The government has invoked emergency regulatory powers, directing the three state refiners to maximize domestic LPG output and maintain close monitoring of stock levels to avert shortages. Officials have also signalled that India is drawing on strategic petroleum reserves and exploring alternative supply routes, including enhanced purchases from Russia and the possibility of US waivers to ease procurement from non-sanctioned sources.

No widespread fuel shortages have been reported so far, but economists and energy analysts warn that a prolonged conflict will push up import bills, add pressure to retail inflation and complicate the Reserve Bank of India’s rate trajectory in the months ahead. India’s economy, which remains heavily dependent on imported crude, is more exposed to Middle East supply shocks than most G20 nations.
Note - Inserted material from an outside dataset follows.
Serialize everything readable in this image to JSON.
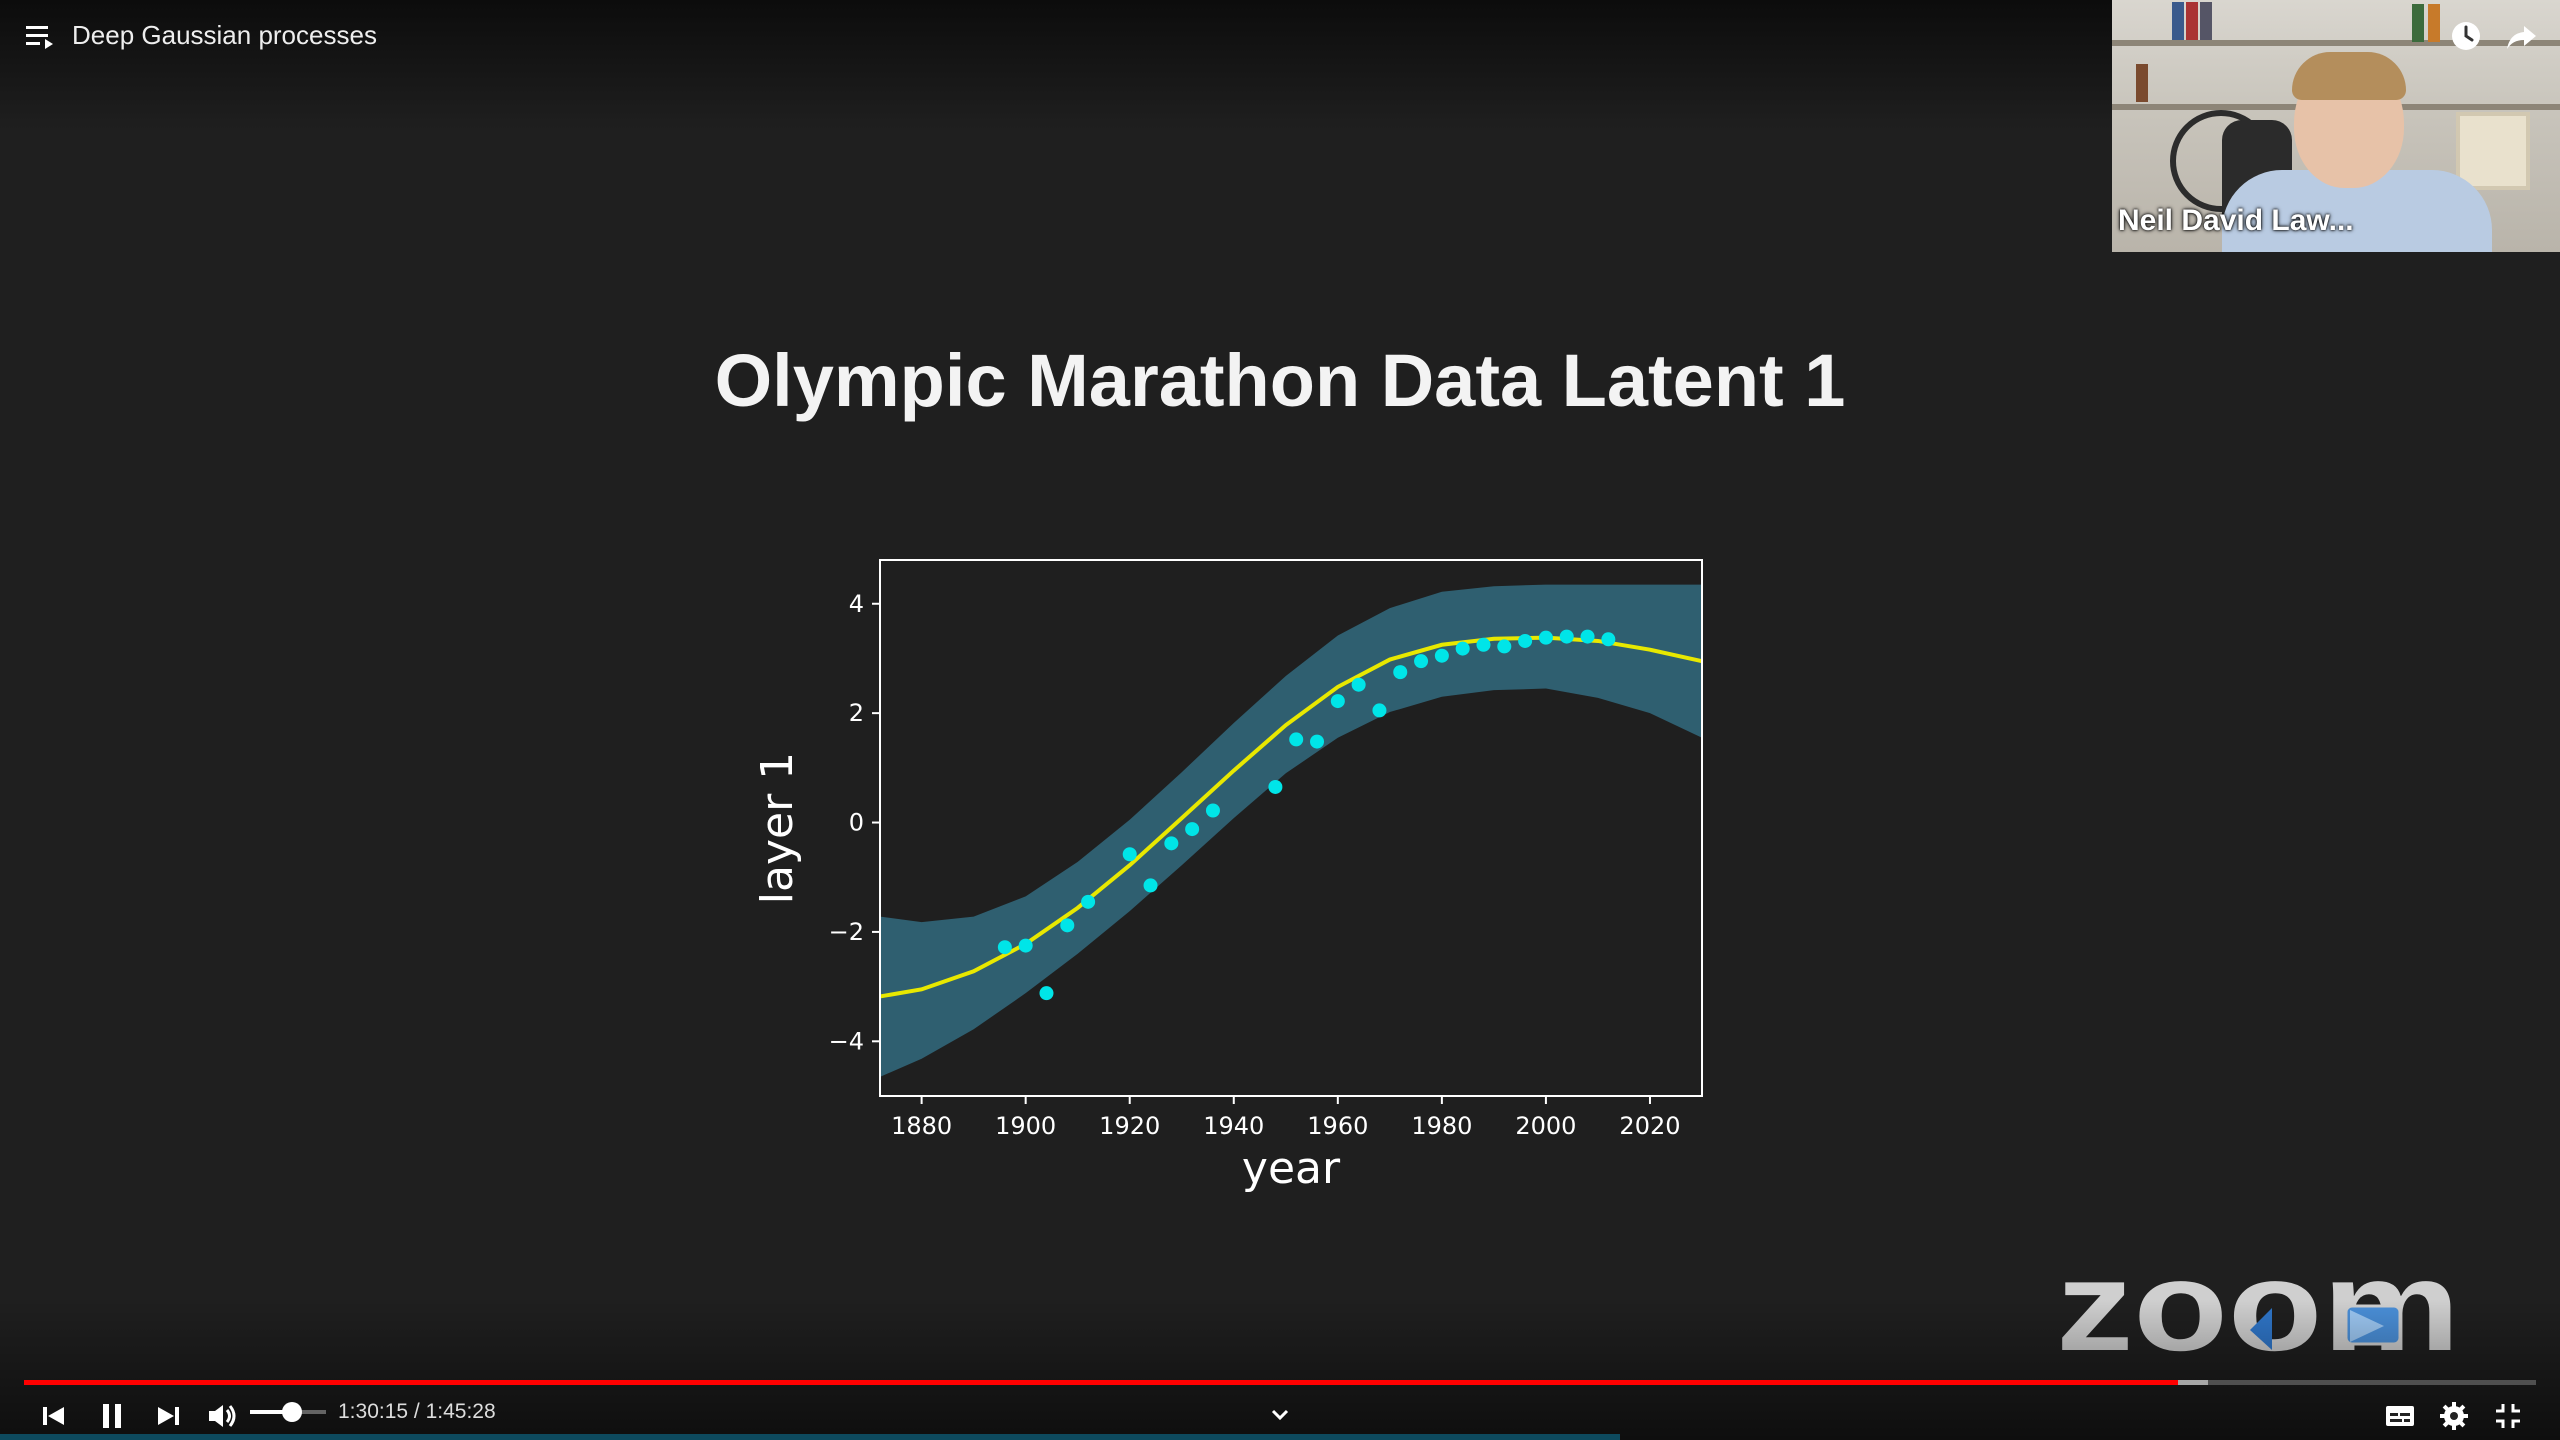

Note: Military and casualty information in this report draws on Al Jazeera coverage (including Iranian sources and on-ground correspondents), Mehr News Agency and Tasnim (Iranian state-linked outlets), HRANA (Iran Human Rights Activists News Agency), and satellite imagery from commercial providers including Planet Labs, independently analysed by regional OSINT monitors. Israeli-side claims have been included only where corroborated by regional OSINT analysis or multiple independent outlets. Energy and trade data is sourced from various Indian mainstream media reports and market-tracking services. The situation remains fluid and all figures, particularly casualty counts, are subject to revision.